Bundesfinanzminister Olaf Scholz scheint die von seinem Vorgänger Wolfgang Schäuble vor vier Jahren getroffene Entscheidung aber ein Dorn im Auge zu sein. Offenbar wollte er den Fiskus am Goldrausch der Investoren teilhaben lassen, denn der Mitte Juni veröffentlichte Entwurf des Jahressteuergesetzes 2020 sah vor, dass auch alle Erträge aus Forderungen, bei denen statt der Rückzahlung des Geldbetrags eine Sachleistung gewährt wird, ab dem kommenden Jahr der Abgeltungssteuer unterliegen sollten.

Das hätte gravierende steuerliche Auswirkungen für Goldanleger, denn die Depotbanken würden beim Verkauf von Gold-ETCs auf die Gewinne stets Abgeltungssteuer, Solidaritätszuschlag und gegebenenfalls Kirchensteuer (insg. maximal 27,98%) abführen - unabhängig von der Haltedauer. Und einen Bestandsschutz für Alt-ETCs, die bereits länger als ein Jahr im Depot liegen, sollte es auch nicht geben.

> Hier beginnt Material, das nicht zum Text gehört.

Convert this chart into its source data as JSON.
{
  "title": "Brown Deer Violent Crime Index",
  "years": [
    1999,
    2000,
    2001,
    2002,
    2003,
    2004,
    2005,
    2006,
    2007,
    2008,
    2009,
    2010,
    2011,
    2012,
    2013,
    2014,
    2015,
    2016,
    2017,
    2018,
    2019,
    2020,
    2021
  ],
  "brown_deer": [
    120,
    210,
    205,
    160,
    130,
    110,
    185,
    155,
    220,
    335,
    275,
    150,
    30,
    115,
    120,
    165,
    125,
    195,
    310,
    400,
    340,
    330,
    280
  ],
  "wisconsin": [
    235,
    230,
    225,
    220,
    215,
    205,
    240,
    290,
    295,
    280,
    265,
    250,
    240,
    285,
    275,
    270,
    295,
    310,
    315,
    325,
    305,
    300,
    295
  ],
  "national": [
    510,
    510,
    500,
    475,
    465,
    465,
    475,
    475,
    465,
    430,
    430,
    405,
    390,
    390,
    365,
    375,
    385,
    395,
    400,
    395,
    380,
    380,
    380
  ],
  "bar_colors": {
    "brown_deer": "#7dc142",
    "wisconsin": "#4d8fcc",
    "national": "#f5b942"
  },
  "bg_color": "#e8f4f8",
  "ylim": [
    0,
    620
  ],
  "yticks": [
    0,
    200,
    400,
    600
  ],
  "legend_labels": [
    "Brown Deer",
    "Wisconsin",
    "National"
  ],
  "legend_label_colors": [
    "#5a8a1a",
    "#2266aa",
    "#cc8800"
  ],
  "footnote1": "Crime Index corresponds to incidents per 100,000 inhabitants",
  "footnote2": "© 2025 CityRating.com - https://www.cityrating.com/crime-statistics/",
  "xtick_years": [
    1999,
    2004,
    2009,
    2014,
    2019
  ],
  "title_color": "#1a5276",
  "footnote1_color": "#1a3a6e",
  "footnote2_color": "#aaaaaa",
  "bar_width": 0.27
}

In der jüngsten Fassung des Finanzministeriums ist der Steuerpassus allerdings nicht mehr enthalten. Goldanleger können somit zunächst aufatmen, aber es wäre trügerisch, sich in Sicherheit zu wiegen. Der Staat benötigt nach Corona viel Geld zur Refinanzierung seiner  Unterstützungsprogramme – da ist es naheliegend, neue Honigtöpfe anzuzapfen. Bei Finanzminister Scholz muß man ohnehin immer mal wieder mit Finten rechnen. Bereits im letzten Jahr schmuggelte er die Begrenzung der Verlustverrechnung von Termingeschäften in den endgültigen Gesetzestext, obwohl dies eigentlich nicht mehr zur Debatte stand.
    
An der Behandlung von physischem Gold soll sich steuerlich jedenfalls nichts ändern: Verkaufsgewinne mit Goldbarren und -münzen sind nach einem Jahr Haltedauer steuerfrei. Auch die Ausübung des Lieferanspruchs auf physisches Gold ist nach einem weiteren Urteil des Bundesfinanzhofs aus dem Jahr 2018 nicht als Veräußerung zu besteuern (Az. IX R 33/17).